United States v. Google/Conclusions of Law/Section 3
III. MONOPOLY POWER: ADVERTISING MARKETS
The court now moves from search to advertising. Plaintiffs collectively assert that Google has monopoly power in three overlapping advertising markets. These markets and their relationships are illustrated below. U.S. Plaintiffs allege the broadest proposed market, search advertising, which includes all advertisements served in response to a query, regardless of the digital platform. Within the search ads market, Plaintiff States define a general search advertising market that includes only ads served on GSEs. Finally, both sets of Plaintiffs propose a general search text advertising market, limited to text ads appearing on a GSE’s SERP. Google counters that Plaintiffs’ proposed markets do not comport with business realities. There is, according to Google, one omnibus market for digital advertising, and the markets as alleged exclude various digital ad types that are effective substitutes for Google’s text and shopping ads.

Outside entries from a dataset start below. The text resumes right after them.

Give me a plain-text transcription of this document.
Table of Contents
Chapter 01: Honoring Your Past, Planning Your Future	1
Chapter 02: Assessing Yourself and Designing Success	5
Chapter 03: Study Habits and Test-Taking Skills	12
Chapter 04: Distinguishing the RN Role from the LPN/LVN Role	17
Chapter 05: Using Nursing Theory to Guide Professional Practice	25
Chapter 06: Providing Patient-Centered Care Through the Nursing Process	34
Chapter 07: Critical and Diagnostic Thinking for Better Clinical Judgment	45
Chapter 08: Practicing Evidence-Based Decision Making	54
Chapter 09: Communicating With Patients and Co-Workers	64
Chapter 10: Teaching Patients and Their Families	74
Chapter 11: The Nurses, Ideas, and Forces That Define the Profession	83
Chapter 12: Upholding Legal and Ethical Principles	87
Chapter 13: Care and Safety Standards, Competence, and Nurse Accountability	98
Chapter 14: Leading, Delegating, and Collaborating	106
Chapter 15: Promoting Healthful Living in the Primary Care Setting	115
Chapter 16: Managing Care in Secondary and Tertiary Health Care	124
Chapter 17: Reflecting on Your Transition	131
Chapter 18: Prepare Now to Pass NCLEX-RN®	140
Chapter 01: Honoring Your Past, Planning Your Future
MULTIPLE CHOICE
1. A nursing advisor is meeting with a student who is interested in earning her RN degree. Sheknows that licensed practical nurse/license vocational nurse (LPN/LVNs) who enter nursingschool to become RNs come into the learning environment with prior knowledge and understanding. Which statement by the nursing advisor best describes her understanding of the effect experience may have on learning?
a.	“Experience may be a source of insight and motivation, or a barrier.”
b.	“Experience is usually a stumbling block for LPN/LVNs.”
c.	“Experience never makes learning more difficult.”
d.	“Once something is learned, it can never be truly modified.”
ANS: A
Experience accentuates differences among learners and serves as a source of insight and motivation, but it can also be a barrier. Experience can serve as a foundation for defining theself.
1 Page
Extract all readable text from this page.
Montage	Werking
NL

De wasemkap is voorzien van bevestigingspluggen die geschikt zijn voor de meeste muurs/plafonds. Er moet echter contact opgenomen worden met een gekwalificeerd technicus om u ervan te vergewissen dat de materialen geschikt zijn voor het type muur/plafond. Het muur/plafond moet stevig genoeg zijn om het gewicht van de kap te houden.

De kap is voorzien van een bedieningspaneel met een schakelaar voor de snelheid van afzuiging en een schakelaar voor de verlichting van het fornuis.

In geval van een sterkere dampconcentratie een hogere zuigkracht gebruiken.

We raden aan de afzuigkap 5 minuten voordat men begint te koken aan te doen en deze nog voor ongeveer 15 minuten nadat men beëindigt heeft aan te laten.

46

The court considers each of Plaintiffs’ proposed markets under the Brown Shoe factors, and, to the extent that it recognizes a market, determines whether Google has monopoly power within it. The court addresses the broadest market first (search advertising), followed by the narrowest (general search text advertising), and then concludes with the one in between (general search advertising). It finds as follows. First, although there is a relevant product market for search advertising, Google does not monopolize it. Second, general search text advertising is a relevant product market in which Google has monopoly power. Finally, a relevant product market for general search advertising does not exist.